Thomas Merton, the Trappist monk who perhaps more than anyone else brought contemplation to the attention of contemporary men and women, describes it as a deepening of faith to the point where the union with God already given in our very nature is realized and experienced. It is not the result of some psychological trick but a genuine grace, something that comes as a gift and not as the result of our own use of special techniques. In his poetic language Merton describes contemplation as a door opening in the center of our being through which we seem to fall into an immense depth of silence and presence while our ordinary powers of thinking and imagination are stilled. It is at this point, when our natural faculties are quiet and in darkness and prayer becomes a simple awareness, that contemplation begins to shade into what spiritual writers describe as "infused" contemplation, the first stages of mystical prayer. The latter should not be associated with extraordinary phenomena such as voices, visions, and levitations. It is better understood as a heightening of contemplative prayer, in which a person enters into a more profound awareness of God's mysterious presence.

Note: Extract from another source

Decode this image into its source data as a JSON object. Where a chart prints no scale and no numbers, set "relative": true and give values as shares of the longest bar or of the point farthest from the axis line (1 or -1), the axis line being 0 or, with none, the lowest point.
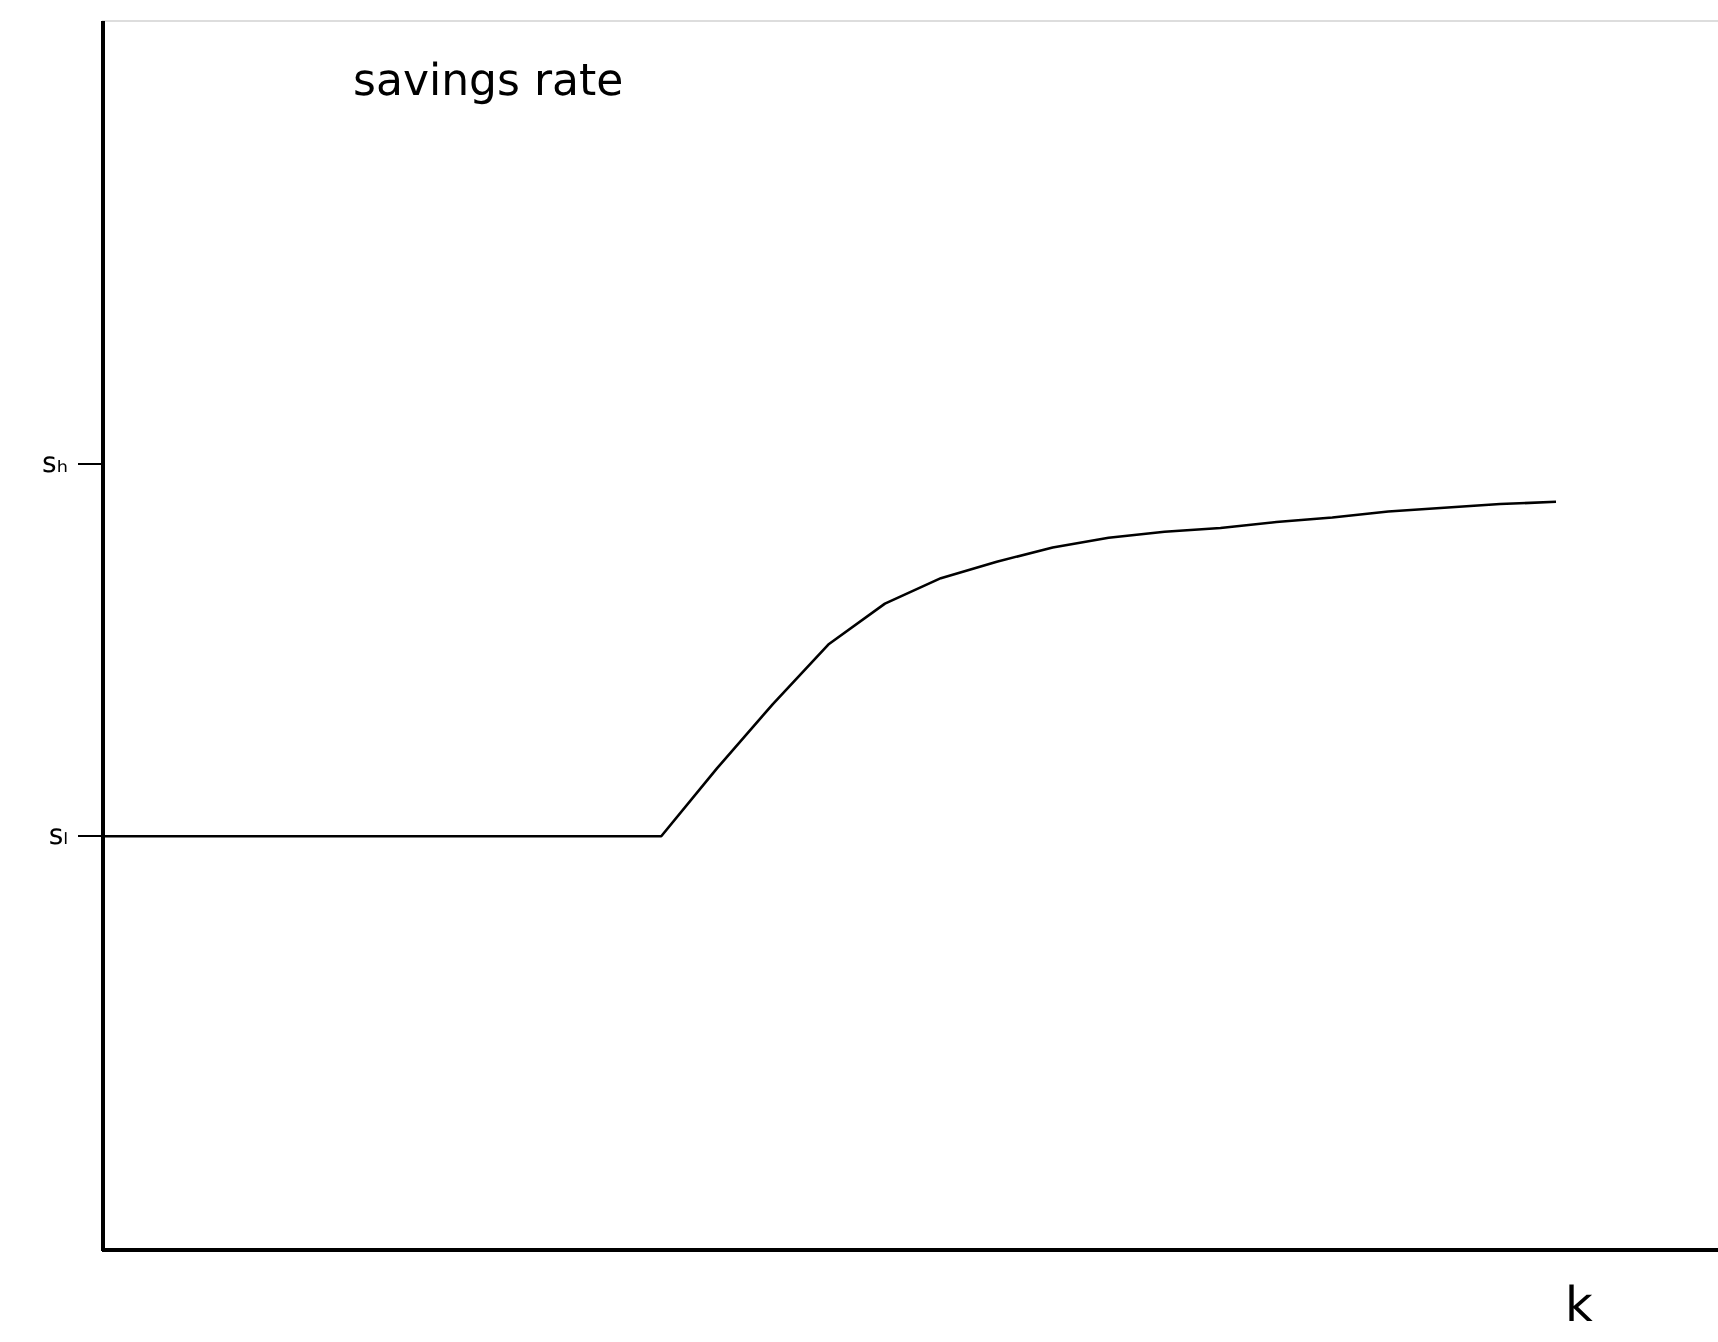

The Church has been enriched enormously by its spiritual teachers and its mystics, men and women like Bernard of Clairvaux, Catherine of Siena, Francis of Assisi, Julian of Norwich, Jean Gerson, Teresa of Avila, Ignatius of Loyola, Francis de Sales, Dorothy Day, and Thomas Merton. Mysticism is very much part of the Catholic tradition. But contemplative prayer is not something limited to mystics or those living the monastic or religious life; it can be practiced by all Christians. Today many people find what is known as "centering" prayer a helpful preparation for contemplative prayer. Centering prayer can quiet the mind and imagination and focus one's awareness. The approach is simple; one sits quietly with the eyes closed and turns in faith toward God, ignoring the thoughts and images that continue to flow from the imagination. Many find it helpful to use a "sacred word" such as "Abba" or "Lord Jesus" to focus their attention. When the mind wanders off, one simply returns to the sacred word. Centering prayer is related to the ancient Eastern tradition variously known as Hesychasm (from the Greek hesychia, meaning "quiet" or "stillness") or the Jesus Prayer, a way of centering oneself by repeating over and over again "Lord Jesus Christ, Son of God, have mercy on me."